January 11 Sunday -- Magdalena Rim -- Jason Tilley and I (Had
Robinson) went out to Mag in the late afternoon hoping conditions would
be strong enough to stay up over the Rim. When we arrived at
around 4:00PM, it was blowing a steady 20 mph out of the west -- too
much for PG but just right for HG. We waited around until near
sunset before launching in the weaker conditions that usually occur at
that time. I went up first and, just when the sun was about to go
down, the winds shifted to the northwest. If Mag did not have the
Uvas Mountains north, it would not particularly matter but as it is,
winds from that direction will cause rotor and turbulence at the Rim.
Jason also launched and we both experienced the expected turbulence.
To be safe, we both headed out and landed near the tank in front.
It was a long hike back but the scenery and views cannot be beat around
January 6 Tuesday -- Training -- Phil Ehly continued his PPG
training, gaining more confidence during the launch routine. All
pilots find it easy to become overwhelmed at launch by the engine at
full power, the glider overhead, wind direction while running, etc.
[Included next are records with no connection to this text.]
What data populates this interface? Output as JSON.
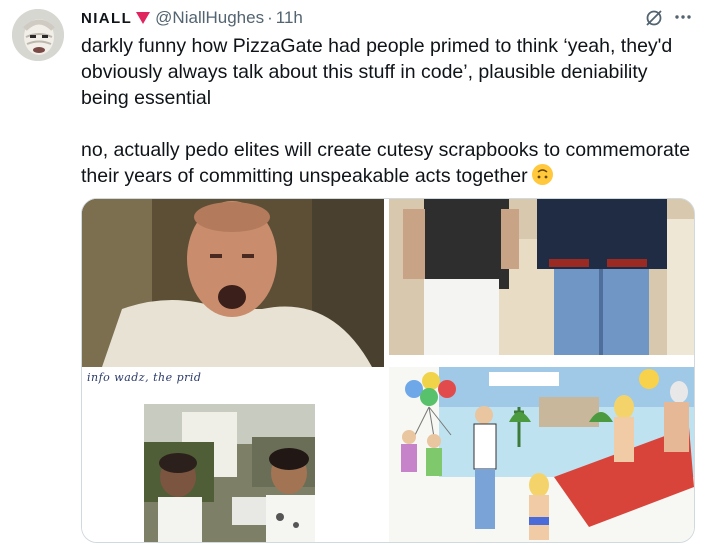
{
  "tweet": {
    "author": {
      "display_name": "NIALL",
      "flag_icon": "red-down-triangle-icon",
      "handle": "@NiallHughes",
      "separator": "·",
      "time": "11h"
    },
    "text": {
      "paragraph1": "darkly funny how PizzaGate had people primed to think ‘yeah, they'd obviously always talk about this stuff in code’, plausible deniability being essential",
      "paragraph2": "no, actually pedo elites will create cutesy scrapbooks to commemorate their years of committing unspeakable acts together",
      "emoji": "upside-down-face-emoji"
    },
    "actions": {
      "grok_icon": "grok-icon",
      "more_icon": "more-horizontal-icon"
    },
    "media": {
      "images": [
        {
          "name": "man-shouting-photo"
        },
        {
          "name": "two-men-standing-photo"
        },
        {
          "name": "scrapbook-page-two-men-photo",
          "caption": "info wadz, the prid"
        },
        {
          "name": "scrapbook-drawing-beach"
        }
      ]
    }
  },
  "colors": {
    "text": "#0f1419",
    "muted": "#536471",
    "border": "#cfd9de",
    "flag": "#e0245e"
  }
}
That is why it is best to learn & practice single events as much as
possible until they become routine.
December 31 Wednesday
-- Alpine, Texas Ice Storm -- There were many reasons not to fly today and
here was one.... The photos below of the ice storm that gripped
central Texas were taken near and on the eastern rim of Marfa plateau
that is just west of Alpine.
December 28 Sunday --
Transmountain -- It was off again to challenge the weather-gods
to see if there might be some thermals somewhere. It was sunny and
the winds were light and out of the west so Transmountain looked
the best -- and closest. Jeroen Kusters and I (Had Robinson) headed out. Magdalena Rim
would have had similar conditions but it would have been a 140 mile
round trip if there was not enough air to stay up. Jeroen did find
a thermal out front but he was close to the ground and deep turns are
not recommended and he had to let it go. I did not find anything. It was a sled-ride but it
was still fun to fly in the light conditions. We were the only
ones to foot-launch an ultralight in the state of Texas that day.
Here is a short video of our
flights that day.
December 24-25 Wednesday-Thursday Training -- Daniel Rivera
(Midland, TX) came into town for the Christmas holidays and, while
visiting family, continued his training right on schedule. We have
had very good days of stable air in the region so it was a good time to
come. Just the same, I (instructor Had Robinson) launched and
sampled the air. It was east at the surface and but 200' up it was
from the south. By noon, the high winds aloft had started to mix
down so it was a good time to quit (and also to get back to the women).